Former set of application programming interfaces for DirectX

Microsoft's Chrome was the code name for a set of APIs that allowed DirectX to be easily accessed from user-space software, including HTML. Launched with some fanfare in early 1998, Chrome, and the related Chromeffects, was re-positioned several times before being canceled only a few months later in a corporate reorganization. Throughout its brief lifespan, the product was widely derided as an example of Microsoft's embrace, extend and extinguish strategy of ruining standards efforts by adding options that only ran on their platforms.

==History==
In May 1997, Microsoft bought pioneering startup Dimension X, developers of several Java-based animation tools including Liquid Motion and Liquid Reality. Looking to make their recently introduced Direct3D more widely available, the Chrome project combined the Dimension X team with many members of the original D3D team. Chrome was originally positioned as a way to easily add 3D effects to all sorts of programs, and described as a "Windows system service" that would be finalized in early 1999. Chrome was the services level of the package, consisting of drivers that talked to D3D, along with a simple viewer application.

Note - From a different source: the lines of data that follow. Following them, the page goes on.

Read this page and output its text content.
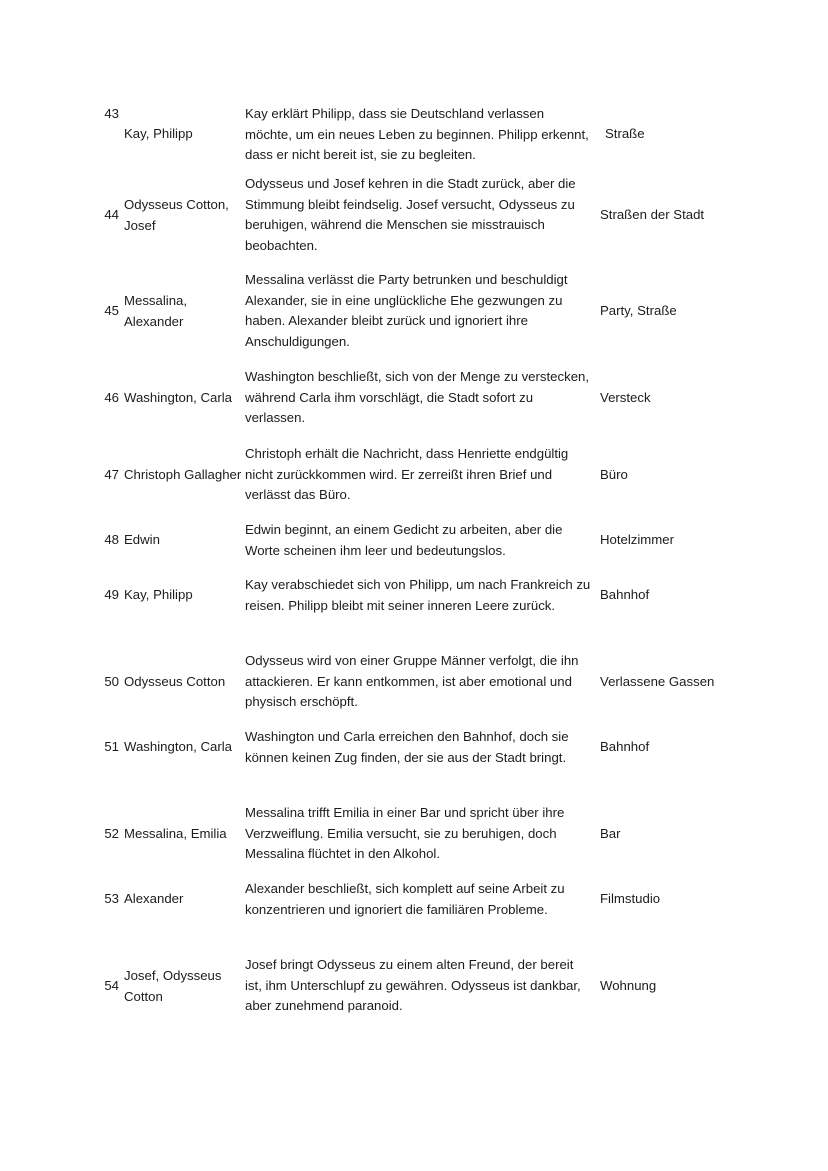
43
Kay, Philipp
Kay erklärt Philipp, dass sie Deutschland verlassen möchte, um ein neues Leben zu beginnen. Philipp erkennt, dass er nicht bereit ist, sie zu begleiten.
Straße
44
Odysseus Cotton, Josef
Odysseus und Josef kehren in die Stadt zurück, aber die Stimmung bleibt feindselig. Josef versucht, Odysseus zu beruhigen, während die Menschen sie misstrauisch beobachten.
Straßen der Stadt
45
Messalina, Alexander
Messalina verlässt die Party betrunken und beschuldigt Alexander, sie in eine unglückliche Ehe gezwungen zu haben. Alexander bleibt zurück und ignoriert ihre Anschuldigungen.
Party, Straße
46 Washington, Carla
Washington beschließt, sich von der Menge zu verstecken, während Carla ihm vorschlägt, die Stadt sofort zu verlassen.
Versteck
47 Christoph Gallagher
Christoph erhält die Nachricht, dass Henriette endgültig nicht zurückkommen wird. Er zerreißt ihren Brief und verlässt das Büro.
Büro
48 Edwin
Edwin beginnt, an einem Gedicht zu arbeiten, aber die Worte scheinen ihm leer und bedeutungslos.
Hotelzimmer
49 Kay, Philipp
Kay verabschiedet sich von Philipp, um nach Frankreich zu reisen. Philipp bleibt mit seiner inneren Leere zurück.
Bahnhof
50 Odysseus Cotton
Odysseus wird von einer Gruppe Männer verfolgt, die ihn attackieren. Er kann entkommen, ist aber emotional und physisch erschöpft.
Verlassene Gassen
51 Washington, Carla
Washington und Carla erreichen den Bahnhof, doch sie können keinen Zug finden, der sie aus der Stadt bringt.
Bahnhof
52 Messalina, Emilia
Messalina trifft Emilia in einer Bar und spricht über ihre Verzweiflung. Emilia versucht, sie zu beruhigen, doch Messalina flüchtet in den Alkohol.
Bar
53 Alexander
Alexander beschließt, sich komplett auf seine Arbeit zu konzentrieren und ignoriert die familiären Probleme.
Filmstudio
54
Josef, Odysseus Cotton
Josef bringt Odysseus zu einem alten Freund, der bereit ist, ihm Unterschlupf zu gewähren. Odysseus ist dankbar, aber zunehmend paranoid.
Wohnung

Chromeffects was an XML-based wrapper that allowed Chrome to be called from within a web page. Embedding Chromeffects objects in HTML pages could produce rich content in the same way that VML does for 2D artwork. Chrome's project manager, Bob Heddle, claimed that "It is going to propel the industry. We're moving DirectX from programmers to artists." Likewise, Microsoft Liquid Motion was a layer similar to Chromeffects but within Java.

Chromeffects did not support any of the media standards that were being developed at the W3C coincident with its development, including HTML+TIME or the document object model. This led to widespread outcry from the internet community, who saw Chrome as an attempt by Microsoft to inject a powerful proprietary technology into the open standards based web. If uptake of Chromeffects was widespread, this would limit users to Microsoft platforms where the content could be viewed. This led to promises on the part of MS to better interact with these technologies in the future.

Chrome was previewed in July 1998 at that year's SIGGRAPH, with a developer's release following in August. At the time, Chrome demanded relatively hefty machines to run on, a 350 MHz Pentium II or better with an AGP graphics card. Even Microsoft admitted the hardware requirements were steep, according to Brad Chase, Vice President of Windows marketing and developer relations at Microsoft, "The initial PCs that will run the Chrome feature of Windows 98 are going to be 350MHz Pentium boxes. You're not going to be able to have this on a standard Pentium today." However, Microsoft claimed that this standard would be widely met by new machines; the general manager of multimedia at Microsoft, Eric Engstrom, noted "Over next 12 months, our projections show that 55 to 60 million units capable of running Chromeffects will be shipped." In spite of these promises, feedback from the testers was almost universally negative, complaining about poor performance and general bugginess.

In September 1998, Steve Ballmer announced Chromeffects during his keynote speech at Seybold '98. He announced that Chromeffects had been released to hardware manufacturer partners and that they were integrating it with the Windows operating system that they are now shipping on new machines.

Given the almost universal negative press, both from its own developers and the wider community, Microsoft announced that "Based on developer feedback, we are stepping back and redesigning Chromeffects technologies to better meet both our partner and customer needs." Chrome's cancellation was part of a larger reorganization that resulted in dramatic shakeups within Microsoft's multimedia groups. Many of the Chrome staff were merged back into the DirectX team, while Eric Engstrom was moved out of multimedia to the MSN team. Engstrom was in charge of Chrome and the equally "troubled" NetShow streaming media projects. At the time there was also speculation that Chrome was killed in order to avoid further troubles at their ongoing antitrust case, given the outcry from the web community.

Microsoft did deliver on their promise to better track internet standards, releasing Microsoft Vizact which was based on HTML+TIME. Vizact saw little uptake and was discontinued in 2000.